What is the role of the lithium hydroxide and lithium carbonate, and which one is better for our battery-powered future?

The cathode materials commonly used in LIBs (e.g., LiFePO4 called LFP, or LiNiMnCoO2 – called NMC) are produced from lithium salt and other metal salt precursors using chemical processes. The lower energy density materials (or LFP) typically use lithium carbonate (Li2CO3) as one of their precursor chemicals. NMC materials, on the other hand, have higher energy density and are the preferred materials in many sectors such as the automotive industry. The lithium precursor for these materials is generally lithium hydroxide (LiOH). For this reason, demand for lithium hydroxide is now rapidly growing worldwide. In summary, efficient, low cost, and sustainable supplies of lithium hydroxide ensure cost effective and improved batteries for a global market.

Why is lithium carbonate still in demand?

Although basic science of favours lithium hydroxide for the synthesis of LIB cathode material, the production and demand for lithium carbonate remains prevalent, due mostly in part to the origins of both compounds. Lithium is extracted from two primary sources: brine which contains dissolved lithium chloride and is pumped from underground reservoirs (e.g., in Chile) and from lithium-containing spodumene minerals, like in hard rock formations (e.g., in Australia). The source of lithium has traditionally dictated the refined form of lithium salt. Using current refining methods, brines (containing lithium chloride) have yielded lithium carbonate, whereas refinement from spodumene (lithium sulfate) can yield either lithium hydroxide or lithium carbonate. Using incumbent technologies, lithium carbonate can be further processed into lithium hydroxide, but this process includes added costs. Lithium carbonate has other important applications, for example, the manufacturing of glazes, ceramics, tiles, greases, and critically, as a medication to treat bipolar disorder.

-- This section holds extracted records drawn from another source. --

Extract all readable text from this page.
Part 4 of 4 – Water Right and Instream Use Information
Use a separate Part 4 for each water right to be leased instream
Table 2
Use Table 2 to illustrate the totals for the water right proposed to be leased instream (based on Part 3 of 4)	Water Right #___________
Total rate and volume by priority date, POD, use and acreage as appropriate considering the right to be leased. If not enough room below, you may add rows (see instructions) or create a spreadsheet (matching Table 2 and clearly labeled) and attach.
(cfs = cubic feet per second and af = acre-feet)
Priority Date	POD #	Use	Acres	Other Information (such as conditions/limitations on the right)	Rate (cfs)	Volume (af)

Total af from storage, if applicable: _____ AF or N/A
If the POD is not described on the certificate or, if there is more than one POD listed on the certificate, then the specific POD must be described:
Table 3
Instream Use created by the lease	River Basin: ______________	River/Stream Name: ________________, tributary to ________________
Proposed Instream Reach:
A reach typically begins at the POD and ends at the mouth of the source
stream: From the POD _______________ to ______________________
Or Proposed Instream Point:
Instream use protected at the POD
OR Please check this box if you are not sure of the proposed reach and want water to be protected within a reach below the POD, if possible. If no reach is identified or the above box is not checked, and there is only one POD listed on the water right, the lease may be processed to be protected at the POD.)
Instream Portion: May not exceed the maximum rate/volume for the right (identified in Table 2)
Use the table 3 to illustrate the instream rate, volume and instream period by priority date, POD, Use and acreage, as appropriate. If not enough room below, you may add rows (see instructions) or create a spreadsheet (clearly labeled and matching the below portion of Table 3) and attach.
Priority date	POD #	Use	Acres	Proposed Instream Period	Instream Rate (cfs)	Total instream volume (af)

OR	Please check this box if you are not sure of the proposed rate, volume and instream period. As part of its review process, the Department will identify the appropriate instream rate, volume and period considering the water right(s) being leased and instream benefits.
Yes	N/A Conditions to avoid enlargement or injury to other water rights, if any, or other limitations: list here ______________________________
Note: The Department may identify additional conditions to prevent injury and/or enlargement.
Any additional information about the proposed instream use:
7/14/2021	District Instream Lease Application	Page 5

The bottom line is that in many cases, such as brine-sourced lithium, lithium carbonate is cheaper to refine than lithium hydroxide, as it requires one less step. The higher cost of producing lithium hydroxide using current technologies along with the non-battery market keep lithium carbonate in high demand despite the benefits of lithium hydroxide in producing better batteries.

A more cost-effective way to refine lithium hydroxide

Mangrove’s technology eliminates the lithium carbonate production all together can co-locate in the vicinity of lithium extractors and mines, disrupting the current wave of shipping to China for refinement purposes. Mangrove’s proprietary electrochemical technology allows for on-site and direct refinement of lithium chloride from brine sources into a high purity, battery-grade lithium hydroxide – without requiring the lithium carbonate intermediate. Our technology uses much less energy and fewer chemical inputs than the current refinement methods widely in use.

All the above-mentioned benefits decrease the overall OPEX for lithium producers and allow mines to come online and reach profitability in a much shorter period. Mangrove’s approach is imperative to meet the global demand for lithium hydroxide and will accelerate the electrification and adoption of renewable energy across the planet. The status quo won’t cut it.